Le miré largamente, intrigada por ese hombre que aparecía en público con tirantes. Por la forma en que hablaba y reía, no parecía un hombre cuya carrera hubiera terminado.

—Así funcionan las cosas aquí —observó Emily—. Siempre ocultando el mal tiempo con buena cara. Hasta que te encuentran meciéndote en una esquina, enloquecido por la coca, y te envían a la granja —añadió con una carcajada—. Una vez allí ya no tienes nada que esconder.

—Eh, sí —convino David, y reanudó su cotilleo cinematográfico—. Salvó al estudio de la adquisición... trajo al productor original... acuerdo de tres películas... guión sacado de la pila de residuos... diez años para obtener luz verde...

Los comentarios continuaron a lo largo de la rauda comida. Nada de primero y, por supuesto, tampoco de postre. Desde mi llegada a Los Ángeles todavía mi me habían ofrecido algo que no fuera café después de la comida. Sospechaba que si me hubiera empeñado en un trozo de pastel habrían tenido que sacar de la cama al chef pastelero.

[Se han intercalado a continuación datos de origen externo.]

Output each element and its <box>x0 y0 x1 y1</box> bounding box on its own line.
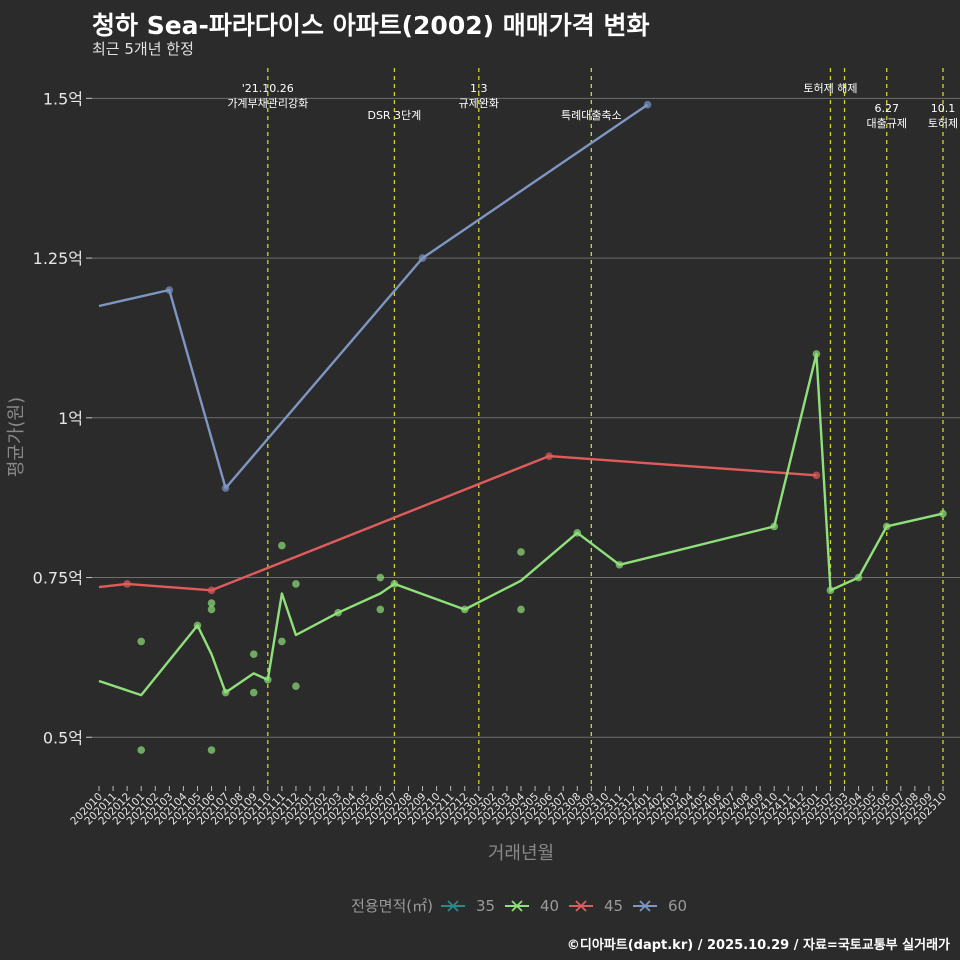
data-point <box>123 580 131 588</box>
data-point <box>221 484 230 492</box>
data-point <box>770 522 778 531</box>
data-point <box>376 573 385 582</box>
legend-label: 45 <box>604 897 623 915</box>
legend-item-60: 60 <box>633 897 687 915</box>
legend-title: 전용면적(㎡) <box>351 897 433 915</box>
legend-item-40: 40 <box>505 897 559 915</box>
data-point <box>812 350 821 358</box>
source-caption: ©디아파트(dapt.kr) / 2025.10.29 / 자료=국토교통부 실… <box>566 938 950 953</box>
data-point <box>292 580 300 588</box>
event-annotation-label: 특례대출축소 <box>561 109 622 122</box>
legend-key-marker <box>511 900 523 912</box>
legend: 전용면적(㎡) 35 40 45 60 <box>351 897 687 915</box>
data-point <box>826 586 835 595</box>
series-line-40 <box>98 352 944 697</box>
y-tick-label: 1.25억 <box>33 249 83 268</box>
legend-key-marker <box>639 900 651 912</box>
event-annotation-label: 10.1 <box>931 102 956 115</box>
legend-item-35: 35 <box>441 897 495 915</box>
y-axis-ticks: 0.5억 0.75억 1억 1.25억 1.5억 <box>33 89 92 747</box>
data-point <box>545 452 553 460</box>
data-point <box>882 522 891 531</box>
data-point <box>517 605 525 614</box>
series-45 <box>98 452 821 595</box>
data-point <box>165 286 174 294</box>
legend-label: 60 <box>668 897 687 915</box>
series-40 <box>98 350 947 754</box>
data-point <box>249 688 258 697</box>
legend-label: 35 <box>476 897 495 915</box>
data-point <box>460 605 469 614</box>
event-annotation-label: 토허제 <box>928 117 958 130</box>
series-group <box>98 100 947 754</box>
y-tick-label: 0.75억 <box>33 569 83 588</box>
data-point <box>573 529 582 537</box>
data-point <box>221 688 230 697</box>
data-point <box>939 509 947 518</box>
chart-title: 청하 Sea-파라다이스 아파트(2002) 매매가격 변화 <box>92 11 650 40</box>
data-point <box>207 746 216 754</box>
data-point <box>390 580 399 588</box>
y-axis-title: 평균가(원) <box>6 397 27 477</box>
data-point <box>207 586 216 595</box>
legend-key-marker <box>575 900 587 912</box>
event-annotation-label: 1.3 <box>470 82 488 95</box>
data-point <box>517 548 525 556</box>
data-point <box>137 637 145 646</box>
data-point <box>376 605 385 614</box>
event-annotation-label: 6.27 <box>874 102 899 115</box>
event-annotation-label: 대출규제 <box>866 117 906 130</box>
data-point <box>137 746 145 754</box>
data-point <box>643 100 652 109</box>
event-annotation-label: DSR 3단계 <box>367 109 421 122</box>
data-point <box>278 541 286 550</box>
data-point <box>418 254 427 262</box>
chart-subtitle: 최근 5개년 한정 <box>92 40 194 58</box>
x-axis-title: 거래년월 <box>488 843 554 864</box>
data-point <box>278 637 286 646</box>
legend-key-marker <box>447 900 459 912</box>
data-point <box>193 621 202 630</box>
data-point <box>207 605 216 614</box>
y-tick-label: 1억 <box>58 409 83 428</box>
event-annotation-label: 규제완화 <box>459 97 499 110</box>
legend-item-45: 45 <box>569 897 623 915</box>
data-point <box>292 682 300 690</box>
data-point <box>249 650 258 659</box>
y-tick-label: 0.5억 <box>43 728 83 747</box>
series-line-45 <box>98 454 817 592</box>
data-point <box>207 599 216 607</box>
event-annotation-label: '21.10.26 <box>242 82 294 95</box>
data-point <box>812 471 821 480</box>
data-point <box>334 608 342 617</box>
data-point <box>615 560 624 569</box>
data-point <box>854 573 863 582</box>
series-60 <box>98 100 652 492</box>
legend-label: 40 <box>540 897 559 915</box>
series-line-60 <box>98 103 649 490</box>
y-tick-label: 1.5억 <box>43 89 83 108</box>
event-annotation-label: 토허제 해제 <box>803 81 857 95</box>
data-point <box>264 675 272 684</box>
x-axis-ticks: 2020102020112020122021012021022021032021… <box>68 786 949 827</box>
event-lines <box>267 68 944 784</box>
event-annotation-label: 가계부채관리강화 <box>227 97 308 110</box>
grid-lines <box>86 97 960 738</box>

Durante el almuerzo, David y Emily hablaron brevemente de tácticas para la presentación del guión, pero fue mientras salíamos del restaurante cuando se llevó a cabo el verdadero trabajo. David se detuvo en diferentes mesas y presentó a Emily a magnates de

manos carnosas.

—Emily O'Keeffe, una escritora de gran talento. Presentará el miércoles su nueva película, Dinero plástico, para Hothouse.

¡El que no corre vuela!

Yo revoloteaba en segundo término, sonriendo con nerviosismo. Emily recibía reacciones variadas. Algunos hombres se mostraban claramente disgustados por ver interrumpida su ensalada Cobb y su agua Evian, mientras que otros parecían sinceramente interesados. No obstante, hasta con los más groseros David consiguió —y desde luego, también Emily— mantenerse firme y sonriente, como si fueran las estrellas más rutilantes de la ciudad. Había algo emocionante en el rumor que David estaba avivando delante de nuestros propios ojos.

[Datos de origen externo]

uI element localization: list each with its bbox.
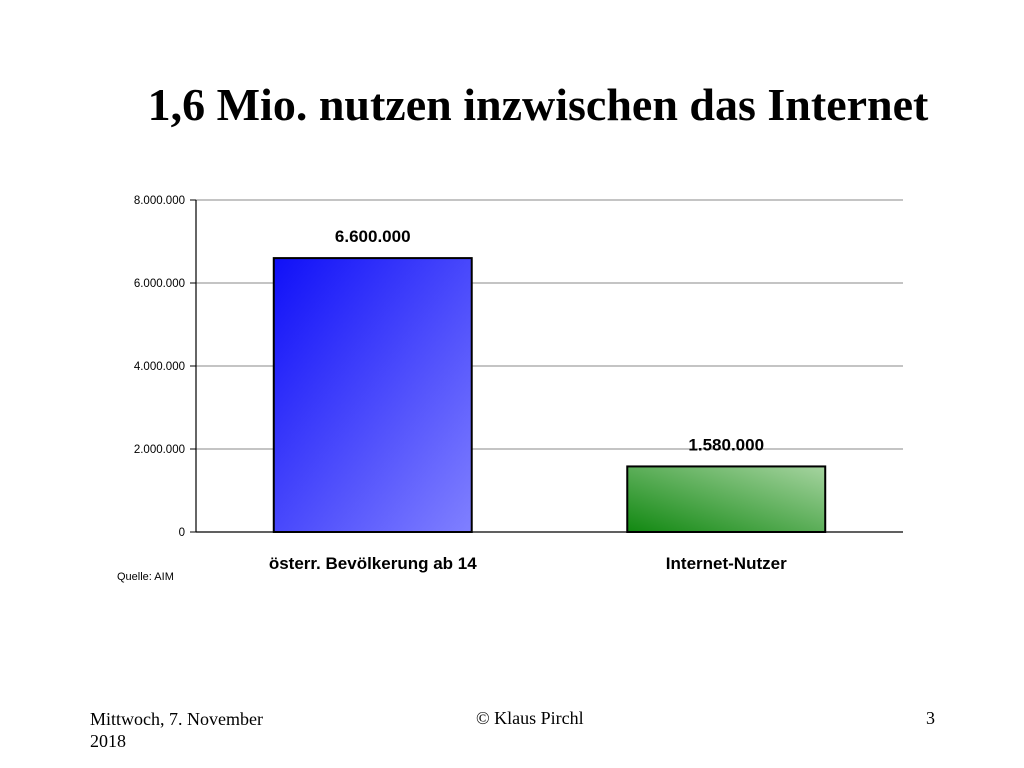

Cuando finalmente alcanzamos la salida, David susurró:

—El último tipo, Larry Savage, pasó del guión, pero apuesto a que llama.

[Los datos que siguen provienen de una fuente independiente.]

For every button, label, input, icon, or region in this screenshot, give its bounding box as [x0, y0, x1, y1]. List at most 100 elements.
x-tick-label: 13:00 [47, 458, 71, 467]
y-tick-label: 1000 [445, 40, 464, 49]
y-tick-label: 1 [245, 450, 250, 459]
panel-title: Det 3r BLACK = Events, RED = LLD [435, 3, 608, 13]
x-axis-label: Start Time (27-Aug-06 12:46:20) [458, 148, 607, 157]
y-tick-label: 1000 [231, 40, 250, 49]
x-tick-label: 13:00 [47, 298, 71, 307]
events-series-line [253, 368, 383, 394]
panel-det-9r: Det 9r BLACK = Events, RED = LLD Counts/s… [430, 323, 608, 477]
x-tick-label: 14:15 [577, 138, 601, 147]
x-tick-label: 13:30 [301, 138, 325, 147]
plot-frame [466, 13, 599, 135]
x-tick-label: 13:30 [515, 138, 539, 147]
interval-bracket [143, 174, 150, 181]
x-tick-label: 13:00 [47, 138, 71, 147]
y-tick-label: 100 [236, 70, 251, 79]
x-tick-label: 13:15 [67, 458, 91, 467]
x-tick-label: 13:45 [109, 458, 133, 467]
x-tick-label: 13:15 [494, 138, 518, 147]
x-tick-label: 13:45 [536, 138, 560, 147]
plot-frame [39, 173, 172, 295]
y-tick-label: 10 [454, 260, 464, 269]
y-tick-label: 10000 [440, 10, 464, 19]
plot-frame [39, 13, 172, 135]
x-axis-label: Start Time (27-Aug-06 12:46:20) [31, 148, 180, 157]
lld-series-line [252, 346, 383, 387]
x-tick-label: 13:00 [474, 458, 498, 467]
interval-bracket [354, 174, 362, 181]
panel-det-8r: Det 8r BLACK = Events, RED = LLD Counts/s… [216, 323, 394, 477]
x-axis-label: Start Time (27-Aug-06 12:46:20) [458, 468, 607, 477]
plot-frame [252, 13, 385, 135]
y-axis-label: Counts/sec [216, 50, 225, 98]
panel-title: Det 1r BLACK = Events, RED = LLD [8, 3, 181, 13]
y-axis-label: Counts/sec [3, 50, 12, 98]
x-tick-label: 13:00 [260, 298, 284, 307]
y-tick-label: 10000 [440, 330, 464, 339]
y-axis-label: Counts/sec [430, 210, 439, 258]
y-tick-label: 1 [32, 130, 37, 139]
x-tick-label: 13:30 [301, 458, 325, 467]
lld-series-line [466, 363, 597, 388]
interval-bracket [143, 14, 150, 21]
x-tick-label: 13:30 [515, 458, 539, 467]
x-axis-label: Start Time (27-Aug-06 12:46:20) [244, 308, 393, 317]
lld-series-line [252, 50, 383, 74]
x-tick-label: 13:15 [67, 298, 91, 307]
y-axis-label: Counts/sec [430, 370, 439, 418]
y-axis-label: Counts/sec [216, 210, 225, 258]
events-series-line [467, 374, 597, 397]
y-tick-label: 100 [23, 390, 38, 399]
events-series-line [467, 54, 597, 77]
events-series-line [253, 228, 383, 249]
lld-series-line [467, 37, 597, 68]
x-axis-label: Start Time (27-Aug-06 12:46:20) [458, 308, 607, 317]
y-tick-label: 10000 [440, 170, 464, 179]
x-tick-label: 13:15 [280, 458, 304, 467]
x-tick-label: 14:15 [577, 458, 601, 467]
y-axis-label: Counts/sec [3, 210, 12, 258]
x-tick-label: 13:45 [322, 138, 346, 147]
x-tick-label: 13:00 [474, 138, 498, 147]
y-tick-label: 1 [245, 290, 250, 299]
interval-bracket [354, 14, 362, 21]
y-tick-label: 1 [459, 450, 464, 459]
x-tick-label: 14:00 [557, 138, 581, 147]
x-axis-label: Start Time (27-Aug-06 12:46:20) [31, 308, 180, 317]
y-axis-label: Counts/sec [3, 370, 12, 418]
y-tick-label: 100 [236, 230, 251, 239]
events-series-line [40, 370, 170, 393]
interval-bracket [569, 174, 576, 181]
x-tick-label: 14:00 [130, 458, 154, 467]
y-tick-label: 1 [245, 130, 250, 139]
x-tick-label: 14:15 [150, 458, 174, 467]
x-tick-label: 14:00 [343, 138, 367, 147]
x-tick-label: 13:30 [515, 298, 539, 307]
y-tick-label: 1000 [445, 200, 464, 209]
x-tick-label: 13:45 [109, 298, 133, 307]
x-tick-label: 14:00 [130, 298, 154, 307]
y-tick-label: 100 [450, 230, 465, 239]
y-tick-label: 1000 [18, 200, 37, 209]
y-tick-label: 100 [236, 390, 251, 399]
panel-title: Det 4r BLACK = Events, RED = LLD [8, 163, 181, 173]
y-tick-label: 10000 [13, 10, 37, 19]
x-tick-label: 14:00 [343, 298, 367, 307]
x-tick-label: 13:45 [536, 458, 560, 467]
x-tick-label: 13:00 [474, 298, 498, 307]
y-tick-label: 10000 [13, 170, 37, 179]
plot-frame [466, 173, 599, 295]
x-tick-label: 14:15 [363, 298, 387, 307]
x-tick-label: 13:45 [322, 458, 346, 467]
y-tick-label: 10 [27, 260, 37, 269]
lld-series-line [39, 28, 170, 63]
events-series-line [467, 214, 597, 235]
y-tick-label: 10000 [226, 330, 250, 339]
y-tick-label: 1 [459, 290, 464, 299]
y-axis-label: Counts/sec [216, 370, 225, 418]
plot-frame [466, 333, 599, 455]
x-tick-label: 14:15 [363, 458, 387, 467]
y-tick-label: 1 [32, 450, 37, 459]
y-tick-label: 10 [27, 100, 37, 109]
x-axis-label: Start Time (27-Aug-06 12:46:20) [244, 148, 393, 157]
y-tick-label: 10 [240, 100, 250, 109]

—Detestan la sensación de estar perdiéndose algo —dije, aparentando que sabía de lo que hablaba.

—También detestan la posibilidad de que sus respectivos estudios les den la patada en el culo cuando Hothouse convierta la película en un bombazo.

En ese momento me oí exclamar:

—¡Dios mío!

—¿Qué? —preguntó Emily.

—Es Shay Delaney.

—¿Dónde?

—Allí. —Señalé al hombre del pelo rubio oscuro sentado a una mesa con otros tres.

—Ese no es Shay Delaney.

—¡Sí lo es! Ah, no, tienes razón, no lo es. —El hombre acababa de volver la cara y pude verle el perfil.

—Pero se parece mucho —me defendí—. Su nuca es idéntica a la de Shay.